For the last two years, Didi has been the dominant car-hailing force in China and its success has spawned a handful of competitors initiated by both internet firms and old-school carmakers. Just last week, another notable challenger has stepped up.
T3, which is short for “top 3”, officially launched after a dozen entities, including three major automakers, agreed to lay out a total of 9.76 billion yuan ($1.45 billion) for the joint venture following an initial agreement in July, according to an announcement released last week.
The big pile of cash will go towards “car-sharing services powered by renewable energy,” an offering that nicely aligns with Beijing’s push to electrify the transportation sector. T3’s investor list is also stellar, with the participation of three state-owned Chinese carmakers and the country’s largest internet companies, Alibaba and Tencent.
The marriage of private and state-owned players comes as China works to attract more private money into the clunky state sector to breathe innovation and efficiency into the latter, an effort dubbed the “mixed reform”. T3 will be purely-market driven, with a mission to build what it calls a “smart mobility ecosystem” by combining the data capability of its technology partners with the manufacturing know-how of its automakers, said the announcement.

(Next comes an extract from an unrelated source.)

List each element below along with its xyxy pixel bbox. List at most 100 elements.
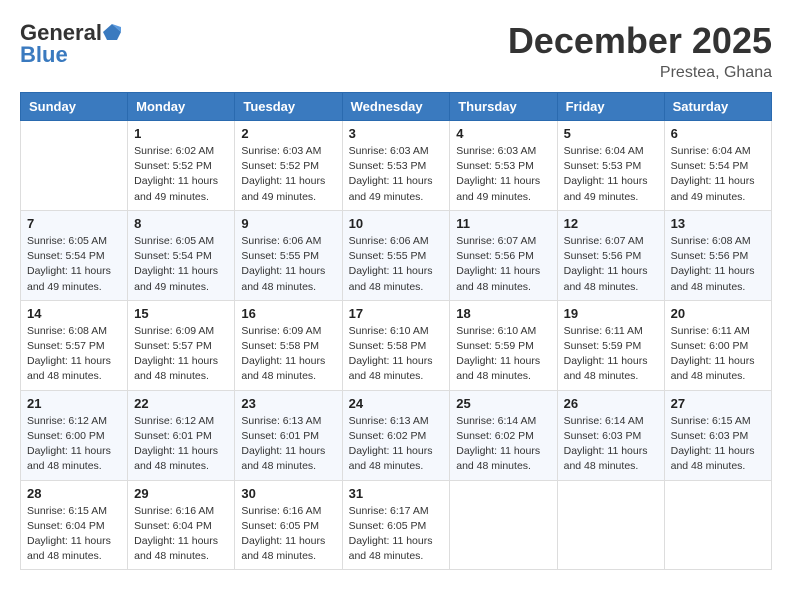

China’s ecommerce giant Alibaba and social media leader Tencent lock horns on many fronts and it’s rare to see them co-invest. They are both Didi’s investors, although that bond came in a more roundabout way through the merger of Tencent-backed Didi and Alibaba-backed Kuaidi in 2015.
At T3 this time, the pair’s roles remain secondary as home appliance retailer Suning is set to be the largest shareholder by acquiring 17.42 percent equity. Suning’s leadership also explains why T3 debuted in Nanjing, the eastern Chinese city where it’s headquartered. Automakers FAW Group, Dongfeng Motor, and Changan Automobile will each pick up 16.39 percent of the new entity as the second-largest holders. Tencent, Alibaba and the rest of the affiliates will divide the remaining shares between them.

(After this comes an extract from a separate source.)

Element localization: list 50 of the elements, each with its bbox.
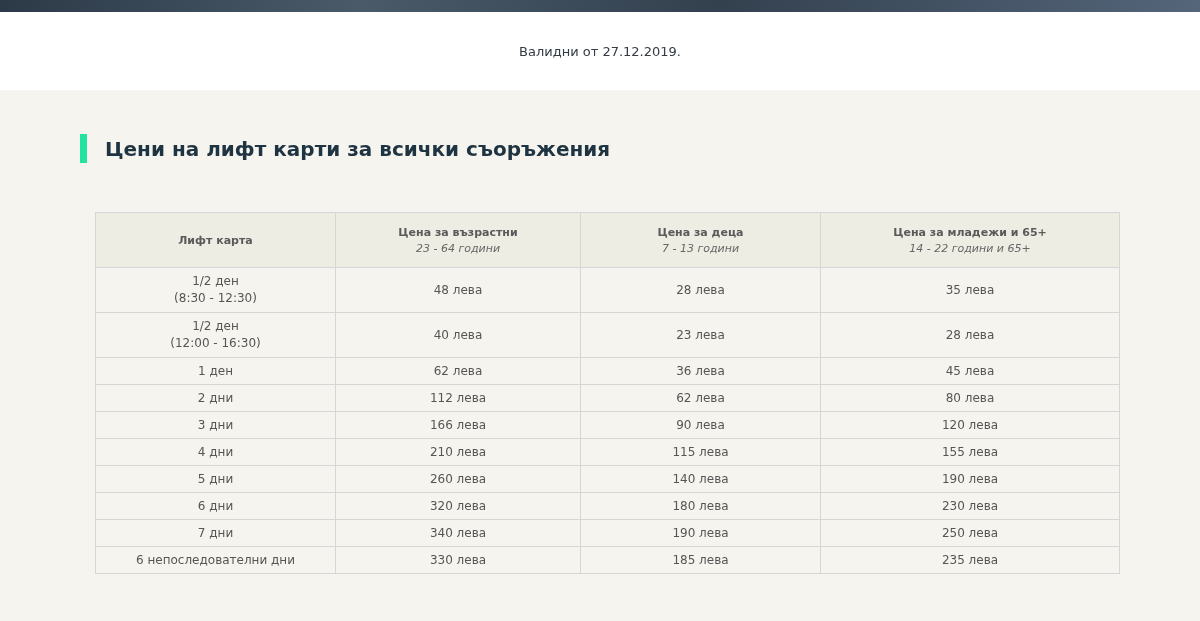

T3 didn’t go to lengths at its launch regarding how its ride-hailing venture will take shape, though it did mention a fleet 5,000 cars will start running on the streets of Nanjing in late May or early June. The assault comes at a critical time for Didi, which has been recovering from two controversial passenger murders by doubling down on security measures.
T3 isn’t the first time old-school carmakers have moved into car-hailing. Indeed, manufacturers are flocking to the red-hot industry as a series of new regulations give companies with car assets an edge to play. Didi, too, has been busy partnering with automakers to secure access to vehicle fleets.
Some of Didi’s foremost challengers from the carmaking sector include Caocao, a chauffeur ride-hailing app backed by Geely, and Shouqi Limousine & Chauffeur, which is started by state-owned Shouqi. BWM also became the first foreign automaker to join the race.
There is also intense rivalry from the internet camp. Alibaba’s financial affiliate Ant Financial has backed one of Didi’s most serious competitors, Hello TransTech (formerly Hellobike). Tencent-backed food delivery and hotel booking giant Meituan also drove into ride-hailing although that segment has yet to make a dent amid ruthless competition.